• How to live Happily Ever After/ A Ramble on Paying Attention

    Of course life has its ups and downs but I, like everyone else, am always trying to navigate it so I can be on the upside. It’s natural to desire happiness forever and ever. The only problem is it isn’t reality. And measuring life like that doesn’t quite work either. After all, if a well-lived life consists of having more good times than bad, it seems impossible to know if you’ve “won” until you get to the end of it.  As Margaret Bonnano said, “it’s only possible to live happily-ever-after on a day-to-day basis.”

    I’ve tried to get around this problem by looking backwards. If I live as if the quality of my life can be measured in memories— take a photo here, document this experience there, alert social media in case I forget this happy time ever happened— I can have a way of calculation.

    Yet even the reality of what happened can change through the lens of time. I’m certainly guilty of coloring happy times as negative and giving unhappy times a rosy tint they may not deserve. More tragically, there’s the very real possibility of losing our memories when we age. I know I’ve already forgotten so much. If that’s the case, what counts after the moment passes?

    If all facets of our life are tenuous and as Pema Chodron says, “there’s nothing to hold on to, even the dharma falls apart in your hands;” if everything is always in flux, then what do we have?

    We have our ability to be aware. We have our present-moment attention. Attention isn’t necessarily good or bad; it just is. When you simply listen and pay attention to someone, you aren’t passing judgment, trying to change the situation, or even make things better or worse.

    Attention doesn’t have to agree with the perspective; it’s there, like an open-hearted embrace for whatever is happening without saying no or yes to it. Or maybe it’s more like a big Yes. Yes to her or him or the situation exactly as it is. Yes to existence.

    Maybe that’s why the silent treatment can feel more hurtful than angry words. Refusing to even acknowledge the existence of someone or something is the same as killing them. Taken too far it can become an almost double-killing, like denying the existence of a chemical warfare attack or the reality of the Holocaust.

    Recently I asked a high school history teacher if he could give me any pointers on teaching a writing workshop to a group of middle school girls. He said the only thing I needed to remember was to give every single student a chance to speak and call on them even if they appeared shy.

    “The only thing they want is attention,” he said. Ironically enough, his three-year-old daughter was in the room as he said this, irritated that we were having an adult conversation and not playing with her. The entire time she kept trying to get us to notice her and bring the attention back to herself.

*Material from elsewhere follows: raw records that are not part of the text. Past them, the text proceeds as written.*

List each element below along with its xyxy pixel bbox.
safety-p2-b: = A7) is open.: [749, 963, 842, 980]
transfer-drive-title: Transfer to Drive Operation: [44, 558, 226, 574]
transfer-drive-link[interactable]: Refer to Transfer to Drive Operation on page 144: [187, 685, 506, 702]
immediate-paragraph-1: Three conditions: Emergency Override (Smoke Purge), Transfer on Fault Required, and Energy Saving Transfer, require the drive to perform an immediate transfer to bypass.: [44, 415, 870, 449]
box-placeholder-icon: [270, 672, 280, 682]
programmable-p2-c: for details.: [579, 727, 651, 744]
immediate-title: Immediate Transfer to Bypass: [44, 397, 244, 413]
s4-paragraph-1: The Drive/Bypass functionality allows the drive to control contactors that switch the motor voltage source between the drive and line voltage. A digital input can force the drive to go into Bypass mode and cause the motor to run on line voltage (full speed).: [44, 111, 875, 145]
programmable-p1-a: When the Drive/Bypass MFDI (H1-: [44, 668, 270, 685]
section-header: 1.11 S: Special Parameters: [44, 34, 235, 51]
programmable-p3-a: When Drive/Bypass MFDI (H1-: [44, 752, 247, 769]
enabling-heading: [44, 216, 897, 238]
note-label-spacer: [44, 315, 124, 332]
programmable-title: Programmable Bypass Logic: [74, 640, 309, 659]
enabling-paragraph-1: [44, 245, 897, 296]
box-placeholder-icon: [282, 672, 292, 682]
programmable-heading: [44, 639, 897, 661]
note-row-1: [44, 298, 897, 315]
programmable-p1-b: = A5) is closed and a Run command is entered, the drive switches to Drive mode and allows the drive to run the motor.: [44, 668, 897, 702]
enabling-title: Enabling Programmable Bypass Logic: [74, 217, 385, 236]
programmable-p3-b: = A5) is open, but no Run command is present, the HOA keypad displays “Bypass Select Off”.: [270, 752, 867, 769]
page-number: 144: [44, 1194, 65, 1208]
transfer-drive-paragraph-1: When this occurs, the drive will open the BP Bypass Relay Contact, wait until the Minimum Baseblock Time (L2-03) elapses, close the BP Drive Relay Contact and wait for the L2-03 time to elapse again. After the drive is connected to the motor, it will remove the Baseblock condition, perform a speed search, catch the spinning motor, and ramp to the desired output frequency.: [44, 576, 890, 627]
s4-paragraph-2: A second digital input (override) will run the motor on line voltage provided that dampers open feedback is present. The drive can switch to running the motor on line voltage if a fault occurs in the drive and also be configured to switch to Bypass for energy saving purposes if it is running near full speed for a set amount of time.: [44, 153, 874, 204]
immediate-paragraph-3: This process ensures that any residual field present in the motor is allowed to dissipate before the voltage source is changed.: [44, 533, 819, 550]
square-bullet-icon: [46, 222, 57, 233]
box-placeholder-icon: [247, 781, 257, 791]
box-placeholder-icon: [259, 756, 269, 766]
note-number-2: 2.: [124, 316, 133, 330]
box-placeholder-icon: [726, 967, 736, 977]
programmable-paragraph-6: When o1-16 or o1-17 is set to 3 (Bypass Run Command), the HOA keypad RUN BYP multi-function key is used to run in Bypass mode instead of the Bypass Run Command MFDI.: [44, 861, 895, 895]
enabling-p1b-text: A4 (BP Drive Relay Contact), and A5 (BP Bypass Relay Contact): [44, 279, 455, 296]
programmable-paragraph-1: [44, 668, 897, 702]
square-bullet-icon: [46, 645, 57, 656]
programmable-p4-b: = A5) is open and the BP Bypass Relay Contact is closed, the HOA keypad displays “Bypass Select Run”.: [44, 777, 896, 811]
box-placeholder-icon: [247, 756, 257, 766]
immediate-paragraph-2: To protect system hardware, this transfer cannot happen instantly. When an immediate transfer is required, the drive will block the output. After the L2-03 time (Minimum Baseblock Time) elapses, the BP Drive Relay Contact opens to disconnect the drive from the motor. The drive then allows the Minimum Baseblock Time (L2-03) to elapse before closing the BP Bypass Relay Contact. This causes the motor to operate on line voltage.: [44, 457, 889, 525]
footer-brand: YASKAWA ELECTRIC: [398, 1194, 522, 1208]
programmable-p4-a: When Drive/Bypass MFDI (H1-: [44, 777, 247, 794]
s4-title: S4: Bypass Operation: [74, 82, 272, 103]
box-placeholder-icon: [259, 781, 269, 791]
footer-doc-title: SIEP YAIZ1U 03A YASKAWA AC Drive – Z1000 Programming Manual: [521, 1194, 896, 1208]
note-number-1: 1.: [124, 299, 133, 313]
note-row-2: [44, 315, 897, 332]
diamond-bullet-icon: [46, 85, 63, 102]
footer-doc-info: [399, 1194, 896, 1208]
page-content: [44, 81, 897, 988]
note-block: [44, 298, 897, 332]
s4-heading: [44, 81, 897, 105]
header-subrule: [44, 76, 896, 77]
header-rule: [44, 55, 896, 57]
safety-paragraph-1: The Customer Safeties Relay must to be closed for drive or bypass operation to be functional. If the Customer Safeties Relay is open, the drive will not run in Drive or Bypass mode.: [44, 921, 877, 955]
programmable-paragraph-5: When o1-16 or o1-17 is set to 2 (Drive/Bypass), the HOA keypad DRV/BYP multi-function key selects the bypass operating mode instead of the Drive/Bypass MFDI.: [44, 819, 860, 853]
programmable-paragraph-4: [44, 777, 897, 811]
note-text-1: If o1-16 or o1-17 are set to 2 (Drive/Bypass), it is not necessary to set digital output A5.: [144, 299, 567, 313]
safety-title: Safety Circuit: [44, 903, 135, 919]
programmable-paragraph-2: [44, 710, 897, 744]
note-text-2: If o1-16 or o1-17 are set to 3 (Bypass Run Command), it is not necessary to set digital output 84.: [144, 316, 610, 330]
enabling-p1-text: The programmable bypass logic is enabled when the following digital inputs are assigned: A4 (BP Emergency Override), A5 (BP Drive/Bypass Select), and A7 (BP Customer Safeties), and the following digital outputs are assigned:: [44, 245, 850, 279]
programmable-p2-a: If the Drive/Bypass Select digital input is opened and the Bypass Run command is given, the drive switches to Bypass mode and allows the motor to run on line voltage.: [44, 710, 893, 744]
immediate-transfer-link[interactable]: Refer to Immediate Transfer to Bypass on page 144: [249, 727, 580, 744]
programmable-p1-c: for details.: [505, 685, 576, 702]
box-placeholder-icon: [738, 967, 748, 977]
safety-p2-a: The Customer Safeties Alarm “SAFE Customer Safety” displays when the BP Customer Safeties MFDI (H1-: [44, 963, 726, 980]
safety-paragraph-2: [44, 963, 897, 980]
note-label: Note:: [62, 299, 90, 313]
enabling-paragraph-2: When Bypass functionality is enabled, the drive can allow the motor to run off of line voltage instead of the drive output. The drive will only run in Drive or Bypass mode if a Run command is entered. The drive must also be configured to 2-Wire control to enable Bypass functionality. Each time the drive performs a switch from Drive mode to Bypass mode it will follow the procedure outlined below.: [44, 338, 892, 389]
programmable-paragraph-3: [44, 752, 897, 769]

    I’ve heard some teachers define attention as Love itself, as the very fabric of the universe. Like famous yoga instructor, Rodney Yee, once said in class, attention is the greatest love you can give anyone. He instructed us to roll up our yoga mats as if it was the most beautiful, sacred thing we could do, the mat our most beloved child.

    What if we looked at everything like it was our most precious baby? If we treated sitting down to write as nurturing our most precious baby, what would our writing produce? We can birth human beings, but we can also birth ideas and stories and novels.

    We can treat our ability to express ourselves as the most beautiful gift we’ve been handed. Isn’t this how parents of newborn children feel, as if they’ve been handed the most wondrous miracle? We need to remember how our parents looked at us and treat ourselves and our work like that.

    Sure enough, although each girl at the writing workshop appeared hesitant to raise her hand, she was thrilled to be called on, thrilled to be seen and acknowledged. Even if she didn’t want to share her story, she loved that I asked. She wanted someone to look at her and be interested.

    Seeing their reactions made me realize our desperate need for attention does not go away. We may bury it, think it’s narcissistic or impolite, but we all want to be seen, to know we exist.

    After all, awareness is simply paying attention to life without zoning or numbing out. The ability to pay attention isn’t only the best gift we can give our loved ones and ourselves, but may be the only way to measure our days, the reality of our lives. It may be the only real currency we have in this lifetime.